There are a few hundred people better than Luka at Overwatch, but there are zero who surpass him at pick-and-roll execution. In this case, a screen got him the optimal switch, and he cooked Gobert on an island to get a comfortable three-pointer, icing the game. Had the Wolves blitzed him, instead, he would’ve found the little hole between Gobert and Jaden McDaniels’ endless arms, hitting the roll man to activate a 4-on-3 scenario that he’s gotten his teammates very used to. Had McDaniels evaded the screen, and stayed on Doncic? Luka could use his girth to knock him back, and get something familiar and smooth out of that too. There are no good options here, if you’re Minnesota. And they’re throwing two of the best defenders alive at him, by the way.

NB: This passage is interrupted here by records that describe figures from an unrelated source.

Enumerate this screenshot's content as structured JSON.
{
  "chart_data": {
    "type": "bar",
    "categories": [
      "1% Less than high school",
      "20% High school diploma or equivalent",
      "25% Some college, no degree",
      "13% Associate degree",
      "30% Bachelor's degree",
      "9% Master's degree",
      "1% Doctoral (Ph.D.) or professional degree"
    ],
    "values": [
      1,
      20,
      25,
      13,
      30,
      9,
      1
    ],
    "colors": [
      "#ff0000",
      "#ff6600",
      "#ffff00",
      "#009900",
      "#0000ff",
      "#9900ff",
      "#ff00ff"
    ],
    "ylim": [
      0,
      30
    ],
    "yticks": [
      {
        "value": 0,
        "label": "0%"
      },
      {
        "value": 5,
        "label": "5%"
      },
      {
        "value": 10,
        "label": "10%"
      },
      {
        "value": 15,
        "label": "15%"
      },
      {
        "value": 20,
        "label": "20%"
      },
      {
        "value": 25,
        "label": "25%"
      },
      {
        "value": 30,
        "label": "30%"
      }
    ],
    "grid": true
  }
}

In addition to his PnR mastery, there’s also no better lob thrower. These two facts do not necessarily make him the sport’s best passer—Nikola Jokic, whose distribution of the ball defies strategic convention, inspiring reconsiderations of the elemental table, still holds that honor—but Luka’s algorithmic precision has certainly transformed the athletes around him into their most dangerous selves. Over the course of the season, they’ve fine-tuned their leaping, running, and shooting to the timing of his disbursements, so that his unmatched ability to push the right button at the right time turns every defense into a game he’s played before.

As a playoff series progresses, this gets truer and truer, and that’s when he gets truly mean with the headset chatter. Looking to egg Doncic on, a Minnesota fan sitting courtside for the fifth and final game of the conference finals brought a handkerchief, as a way of reminding the superstar that, a lot of the time, he whines too much to referees, begging for more favorable calls. Luka saw this fan’s theatrics, presumably early on, and waited for the perfect moment to spoil them. After scoring a basket on McDaniels and getting fouled on it, early in the second half with Dallas already up 34 points, he stared viciously at the fan and asked “Who’s crying, motherf—er?”

There have been three edited words in this column, and if I quoted Doncic’s on-court mouth much more, this space would contain more dashes than letters. There was a time when media members spoke of the young man’s honor and sportsmanship (perhaps because of his pale skin?), but that moment has passed. Everyone knows him, now, for what he really is: an incredible bastard, shockingly lacking in manners as he arrives early. You can have your problems with that, but lack of excitement probably isn’t one of them.

Last year, it was Jokic who represented the Balkan part of Europe as he rolled through the playoffs, and now it’s Doncic. The two players are not just from neighboring countries and cultures, but also very similar on the court. They aren’t fast and don’t jump much at all, but control the game with size, skill, and feel. It’s the third category in which they’re most different, though. While Jokic exerts incredible influence over the patterns of the game with and without the ball, Doncic almost always does so with it. As a result, he has more control; it doesn’t hurt that he’s a much scarier perimeter shooter, too.

Doncic has little of the aspirational egalitarianism to his game that Jokic does. Sometimes, the Denver Nuggets’ three-time MVP can frustrate fans by not grabbing the competition and molding its outcome more aggressively, because he’s going for something more beautiful and genial than that, a true team-wide bonanza. Doncic has never inspired such a feeling in Mavericks followers. Win or lose, the minutes he’s on the court are his—and what he’s searching for isn’t a garden, but a weapon. He wants to use it every possession, so the controller stays in his hands. This time two weeks from now, it might be clear that there’s no better place for it to be.